Using Python expressions to process text columns#
This guide explains how to transform text columns in a data extract.
Introduction#
Use Python expressions in custom scripts to transform your data extract. For a list of all available custom script transformations, see Available custom script instructions.
When using Python expressions in custom scripts, you must follow certain rules - these rules are covered in more detail in Using Python expressions in custom scripts.
Managing capitalization#
To manage capitalization of your text columns, use the following converters with convert or convertall custom scripts:
- lower
All characters are converted to lowercase.
- upper
All characters are converted to uppercase.
- capitalize
Only the first character of the whole string is capitalized and the rest is lowercase.
- title
The first character of each word in the string is capitalized and the rest is lowercase.
- swapcase
All uppercase characters are converted to lowercase and vice versa.

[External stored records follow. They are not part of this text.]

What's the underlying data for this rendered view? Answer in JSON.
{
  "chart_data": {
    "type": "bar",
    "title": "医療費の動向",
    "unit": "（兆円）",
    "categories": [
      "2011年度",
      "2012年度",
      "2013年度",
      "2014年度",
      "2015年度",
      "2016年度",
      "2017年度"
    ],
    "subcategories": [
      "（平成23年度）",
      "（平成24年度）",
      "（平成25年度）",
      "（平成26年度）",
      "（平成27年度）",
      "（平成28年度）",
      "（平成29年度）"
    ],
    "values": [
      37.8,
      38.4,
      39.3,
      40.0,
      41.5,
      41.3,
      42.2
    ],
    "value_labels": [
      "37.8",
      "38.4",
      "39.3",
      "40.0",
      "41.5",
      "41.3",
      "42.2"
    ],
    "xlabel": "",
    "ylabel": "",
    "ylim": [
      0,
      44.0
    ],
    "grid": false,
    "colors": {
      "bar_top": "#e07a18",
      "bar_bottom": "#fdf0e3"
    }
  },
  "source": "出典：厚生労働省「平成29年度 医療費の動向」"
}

For more information, see the Python documentation.
Replacing characters#
To replace a single character or a substring, enter the following Python expression into the transformation:
re.sub('old_value', 'new_value', {column_name})
To configure the Python expression, change the following parameters:
column_name- This is the name of the column that you want to process.old_value- This is the value that you want to replace. You can use a regular expression to match the string to be replaced. For more information, see Using RegEx in Python expressions.new_value- This is the target value of the substitution.
Trimming spaces#
To trim leading and trailing spaces, use {column_name}.strip().
To replace multiple spaces within a string with a single space, enter the following Python expression into the transformation:
' '.join(({column_name}).split())
To configure the Python expression, change the following parameters:
column_name- This is the name of the column that you want to process.
Removing new lines#
To remove the new lines from a text column, use the convertx instruction with the following Python expression:
' '.join({column_name}.splitlines())
To configure the Python expression, change the following parameters:
column_name- This is the name of the column that you want to process.
Calculating word count#
To calculate the word count for a string, enter the following Python expression into the transformation:
len({column_name}.split())
To configure the Python expression, change the following parameters:
column_name- This is the name of the column that you want to process.